Riyad construit-il sa nouvelle alliance avec Israël contre l’Iran ?
Par Houari Achouri – C’est par les médias israéliens que l’on a appris qu’une délégation saoudienne, «de haut niveau», tiennent-ils à préciser, s’est rendue à la grande synagogue de Paris. Les Israéliens ont qualifié ce geste de «petit pas» qu’ils n’ont pas hésité à faire connaître à l’opinion publique arabe. Pourquoi une telle précipitation chez les Al-Saoud à changer de cap dans leur politique à l’égard d’Israël, quitte à faire un virage à 180°? Et surtout, pourquoi évitent-ils d’en parler ?
Une des photos souvenirs postées sur Twitter par les Israéliens montre le secrétaire général de la Ligue islamique mondiale, Muhammad al-Issa, et l’ambassadeur d’Arabie Saoudite en France aux côtés du grand rabbin de France, Haïm Korsia, et d’autres dignitaires religieux israéliens à l’intérieur de la synagogue. L’air détendu et satisfait arboré par les hôtes israéliens contraste avec le sourire pas du tout franc, plutôt crispé, des deux Saoudiens. Cette gêne évidente vient-elle du fait que l’Arabie Saoudite n’entretient pas de relations diplomatiques officielles avec Israël ?
Les journaux israéliens ont insisté sur le côté convivial, voire amical de la visite qui s’est achevée «dans le bureau du rabbin Moshé Sebbag autour d’une tasse de thé et de gâteaux», laissant sans doute entendre qu’elle avait une signification politique liée au rapprochement entre les deux pays. Or, c’est peut-être ce que veulent éviter les Al-Saoud, qui pensent que leur démarche des «petits pas» doit rester discrète, en attendant que des circonstances «favorables», comme un conflit ouvert avec l’Iran, leur permettent de déclarer au grand jour leur nouvelle alliance.

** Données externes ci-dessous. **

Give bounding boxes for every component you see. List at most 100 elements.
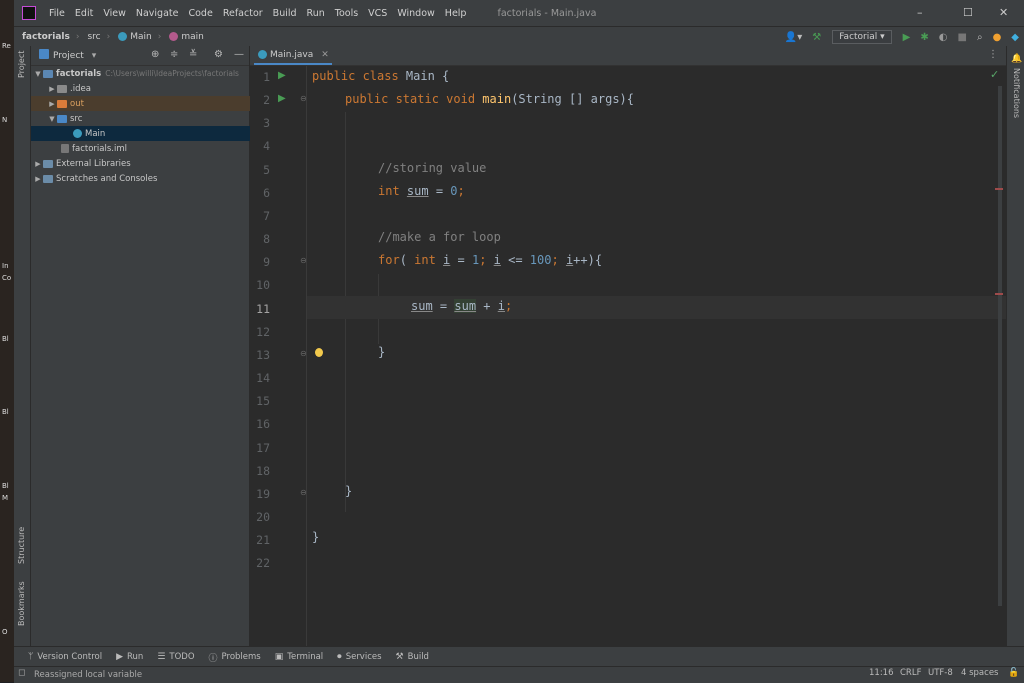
collapse-all-icon[interactable]: ≚ [189,49,197,60]
tree-item-iml[interactable]: factorials.iml [31,141,279,156]
debug-icon[interactable]: ✱ [920,32,928,43]
desktop-label: Bl [2,408,9,416]
indent-setting[interactable]: 4 spaces [961,668,998,678]
fold-icon[interactable]: ⊖ [300,256,307,265]
chevron-right-icon[interactable]: ▶ [33,160,43,168]
class-icon [118,32,128,41]
menu-edit[interactable]: Edit [75,8,93,19]
run-gutter-icon[interactable]: ▶ [278,93,286,104]
minimize-icon[interactable]: – [917,6,923,19]
version-control-tab[interactable]: ᛘ Version Control [28,652,102,662]
punct: ; [479,253,494,267]
fold-icon[interactable]: ⊖ [300,488,307,497]
tree-item-label: Scratches and Consoles [56,173,158,184]
tree-item-out[interactable]: ▶ out [31,96,265,111]
caret-position[interactable]: 11:16 [869,668,894,678]
chevron-down-icon[interactable]: ▼ [47,115,57,123]
tree-item-src[interactable]: ▼ src [31,111,265,126]
line-number: 8 [263,232,270,246]
chevron-right-icon[interactable]: ▶ [47,85,57,93]
menu-window[interactable]: Window [397,8,434,19]
services-icon: ⏺ [337,652,342,662]
update-icon[interactable]: ● [993,32,1002,43]
menu-view[interactable]: View [103,8,126,19]
project-panel-title[interactable]: Project [53,51,84,61]
chevron-right-icon[interactable]: ▶ [47,100,57,108]
menu-run[interactable]: Run [307,8,325,19]
operator: + [476,299,498,313]
code-line: int sum = 0; [307,181,1006,204]
problems-tab[interactable]: ⓘ Problems [209,651,261,664]
hide-icon[interactable]: — [234,49,244,60]
menu-help[interactable]: Help [445,8,467,19]
stop-icon[interactable]: ■ [958,32,967,43]
breadcrumb-main-method[interactable]: main [169,32,204,42]
structure-tool-tab[interactable]: Structure [17,527,26,564]
right-tool-strip: 🔔 Notifications [1006,46,1024,662]
tree-item-idea[interactable]: ▶ .idea [31,81,265,96]
code-text: int sum = 0; [378,184,465,198]
chevron-down-icon[interactable]: ▼ [33,70,43,78]
expand-all-icon[interactable]: ≑ [170,49,178,60]
notifications-tool-tab[interactable]: Notifications [1012,68,1021,118]
hammer-icon: ⚒ [395,652,404,662]
search-icon[interactable]: ⌕ [977,32,983,43]
breadcrumb-src[interactable]: src [87,32,100,42]
tree-item-external-libraries[interactable]: ▶ External Libraries [31,156,251,171]
code-area[interactable]: public class Main { public static void m… [307,66,1006,646]
scroll-marker[interactable] [995,188,1003,190]
fold-icon[interactable]: ⊖ [300,94,307,103]
bookmarks-tool-tab[interactable]: Bookmarks [17,581,26,626]
menu-build[interactable]: Build [273,8,297,19]
line-separator[interactable]: CRLF [900,668,921,678]
run-tab[interactable]: ▶ Run [116,652,143,662]
no-problems-check-icon[interactable]: ✓ [990,68,999,81]
coverage-icon[interactable]: ◐ [939,32,948,43]
maximize-icon[interactable]: ☐ [963,6,973,19]
run-icon[interactable]: ▶ [903,32,911,43]
terminal-tab[interactable]: ▣ Terminal [275,652,323,662]
tab-main-java[interactable]: Main.java ✕ [254,46,332,65]
close-tab-icon[interactable]: ✕ [321,50,329,60]
menu-code[interactable]: Code [188,8,212,19]
navigation-bar: factorials › src › Main › main 👤▾ ⚒ Fact… [14,26,1024,47]
hammer-icon[interactable]: ⚒ [812,32,821,43]
file-encoding[interactable]: UTF-8 [928,668,953,678]
build-tab[interactable]: ⚒ Build [396,652,429,662]
gear-icon[interactable]: ⚙ [214,49,223,60]
lightbulb-icon[interactable] [315,348,323,357]
run-configuration-select[interactable]: Factorial ▾ [832,30,892,44]
menu-tools[interactable]: Tools [335,8,358,19]
scroll-marker[interactable] [995,293,1003,295]
menu-file[interactable]: File [49,8,65,19]
breadcrumb-main-class[interactable]: Main [118,32,152,42]
tree-item-factorials[interactable]: ▼ factorials C:\Users\willi\IdeaProjects… [31,66,251,81]
locate-icon[interactable]: ⊕ [151,49,159,60]
code-line: public class Main { [307,66,1006,89]
menu-refactor[interactable]: Refactor [223,8,263,19]
services-tab[interactable]: ⏺ Services [337,652,381,662]
chevron-right-icon[interactable]: ▶ [33,175,43,183]
status-square-icon[interactable]: ◻ [18,668,25,678]
more-icon[interactable]: ⋮ [988,49,998,60]
plugin-icon[interactable]: ◆ [1011,32,1019,43]
breadcrumb-project[interactable]: factorials [22,32,70,42]
desktop-edge: Re N In Co Bl Bl Bl M O [0,0,14,682]
project-panel-header: Project ▾ ⊕ ≑ ≚ ⚙ — [31,46,249,66]
variable: i [493,253,501,267]
breadcrumb-main-class-label: Main [130,32,152,42]
terminal-icon: ▣ [274,652,284,662]
project-tool-tab[interactable]: Project [17,51,26,78]
scrollbar[interactable] [998,86,1002,606]
tree-item-scratches[interactable]: ▶ Scratches and Consoles [31,171,251,186]
user-icon[interactable]: 👤▾ [785,32,802,43]
close-icon[interactable]: ✕ [999,6,1008,19]
run-gutter-icon[interactable]: ▶ [278,70,286,81]
todo-tab[interactable]: ☰ TODO [157,652,194,662]
chevron-down-icon[interactable]: ▾ [92,51,97,61]
menu-vcs[interactable]: VCS [368,8,387,19]
fold-icon[interactable]: ⊖ [300,349,307,358]
lock-icon[interactable]: 🔓 [1008,668,1019,678]
notifications-bell-icon[interactable]: 🔔 [1011,54,1022,64]
menu-navigate[interactable]: Navigate [136,8,179,19]
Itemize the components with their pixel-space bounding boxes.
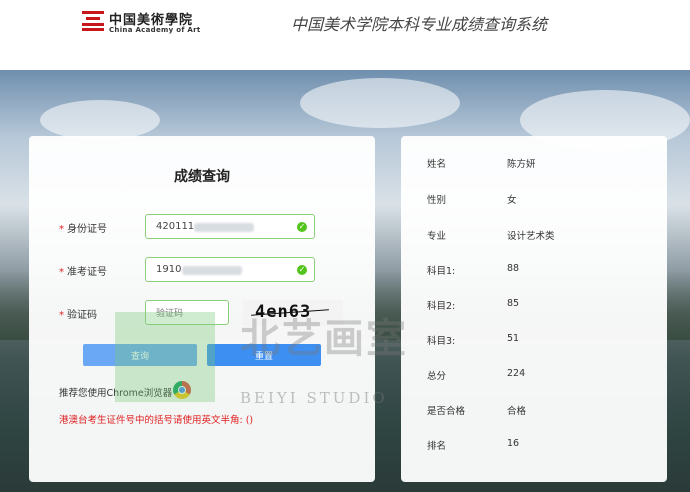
id-number-label: * 身份证号 xyxy=(59,224,107,235)
watermark-text: 北艺画室 xyxy=(240,316,408,362)
exam-number-input[interactable]: 1910 ✓ xyxy=(145,257,315,282)
captcha-label: * 验证码 xyxy=(59,310,97,321)
exam-number-label: * 准考证号 xyxy=(59,267,107,278)
page-title: 中国美术学院本科专业成绩查询系统 xyxy=(291,15,548,34)
site-header: 中国美術學院 China Academy of Art 中国美术学院本科专业成绩… xyxy=(0,0,690,70)
id-number-input[interactable]: 420111 ✓ xyxy=(145,214,315,239)
valid-check-icon: ✓ xyxy=(297,265,307,275)
academy-emblem-icon xyxy=(82,11,104,31)
watermark-subtext: BEIYI STUDIO xyxy=(240,389,388,407)
redacted-value xyxy=(182,266,242,275)
valid-check-icon: ✓ xyxy=(297,222,307,232)
result-panel: 姓名 陈方妍 性别女 专业 设计艺术类 科目1: 88 科目2: 85 科目3: 51 总… xyxy=(401,136,667,482)
watermark-logo xyxy=(115,312,215,402)
hk-macau-taiwan-tip: 港澳台考生证件号中的括号请使用英文半角: () xyxy=(59,415,254,426)
redacted-value xyxy=(194,223,254,232)
academy-logo[interactable]: 中国美術學院 China Academy of Art xyxy=(82,8,222,36)
logo-english-name: China Academy of Art xyxy=(109,26,201,34)
form-title: 成绩查询 xyxy=(174,169,230,185)
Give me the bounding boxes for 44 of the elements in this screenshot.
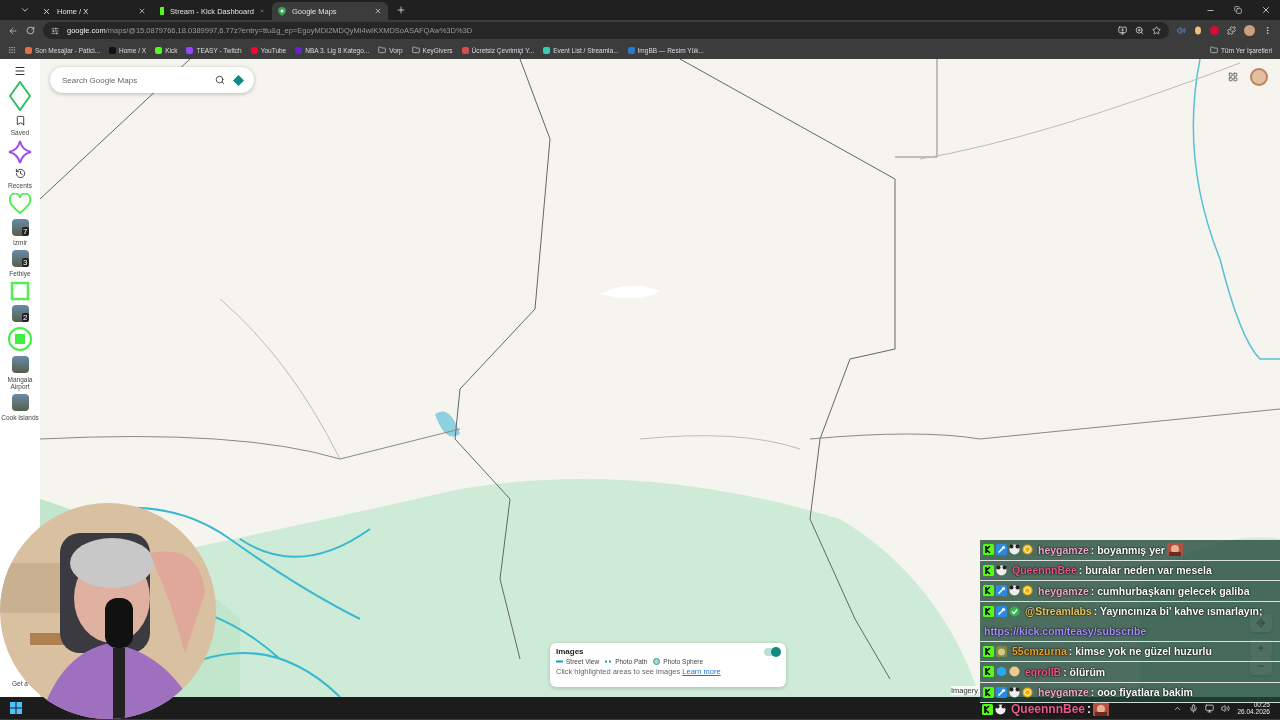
place-thumbnail: [11, 394, 29, 411]
sidebar-item[interactable]: 2: [0, 305, 40, 322]
close-icon[interactable]: [138, 7, 146, 15]
install-icon[interactable]: [1118, 26, 1127, 35]
zoom-icon[interactable]: [1135, 26, 1144, 35]
apps-icon[interactable]: [8, 46, 16, 54]
back-icon[interactable]: [8, 25, 18, 36]
display-icon[interactable]: [1205, 703, 1215, 713]
animal-badge-icon: [995, 703, 1006, 715]
photo-count: 7: [22, 227, 29, 236]
mic-icon[interactable]: [1189, 703, 1199, 713]
x-icon: [42, 6, 51, 16]
avatar[interactable]: [1244, 25, 1255, 36]
folder-icon: [411, 46, 420, 54]
platform-badge-icon: [982, 703, 993, 715]
map-pin-icon: [278, 6, 286, 16]
restore-icon[interactable]: [1234, 6, 1242, 14]
close-icon[interactable]: [374, 7, 382, 15]
tab-search-icon[interactable]: [20, 5, 30, 15]
history-icon: [14, 168, 26, 179]
menu-icon[interactable]: [14, 65, 26, 77]
star-icon[interactable]: [1152, 26, 1161, 35]
folder-icon: [1210, 46, 1219, 54]
close-icon[interactable]: [1261, 5, 1271, 15]
circle-outline-icon: [7, 326, 33, 352]
reload-icon[interactable]: [26, 26, 35, 35]
diamond-outline-icon: [9, 81, 31, 111]
photo-count: 2: [22, 313, 29, 322]
chat-message: :: [1087, 702, 1091, 716]
site-settings-icon: [51, 26, 59, 35]
tab-logo-icon: [160, 7, 165, 15]
new-tab-icon[interactable]: [396, 5, 406, 15]
extensions-icon[interactable]: [1227, 26, 1236, 35]
volume-icon[interactable]: [1221, 703, 1231, 713]
place-thumbnail: [11, 356, 29, 373]
start-icon[interactable]: [10, 702, 22, 714]
square-outline-icon: [10, 281, 30, 301]
chat-username: QueennnBee: [1011, 702, 1085, 716]
heart-outline-icon: [8, 193, 32, 215]
folder-icon: [378, 46, 387, 54]
photo-count: 3: [22, 258, 29, 267]
star-outline-icon: [8, 140, 32, 164]
bookmark-icon: [14, 115, 26, 126]
menu-icon[interactable]: [1263, 26, 1272, 35]
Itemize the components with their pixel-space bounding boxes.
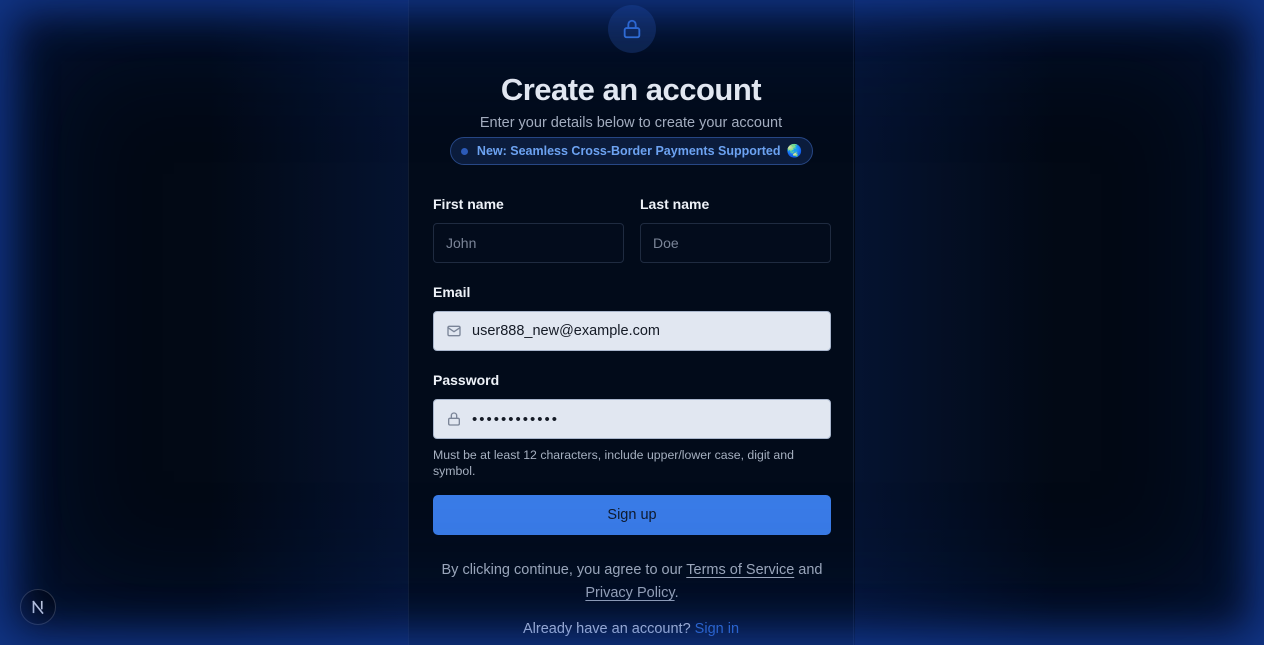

Dernièrement, le ministre saoudien des Affaires étrangères, Adel al-Jubeir, a déclaré qu’«il n’y a pas de liens entre l’Arabie Saoudite et Israël». Son démenti vient après les déclarations du ministre israélien de l’Energie lors d’une interview sur la Radio militaire, qui a révélé que l’Etat hébreu avait eu des contacts secrets avec l’Arabie Saoudite, notamment concernant l’inquiétude commune des deux pays sur l’Iran. De son côté, le chef d’état-major israélien a déclaré que l’Etat hébreu était prêt à partager du renseignement avec le royaume saoudien.
D’autre part, il est clair que l’Arabie Saoudite connaît des changements subits. La question est de savoir pourquoi ? Y a-t-il une guerre contre le wahhabisme, comme l’indiquent les informations sur la volonté d’effacer l’image d’un pays guidé par une idéologie religieuse extrémiste qui alimente le terrorisme international ? Ou s’agit-il d’une guerre contre «l’argent sale» ? Les arrestations surprenantes de personnalités jusqu’alors intouchables et l’accusation qui leur a été collée de corruption sont des faits concrets.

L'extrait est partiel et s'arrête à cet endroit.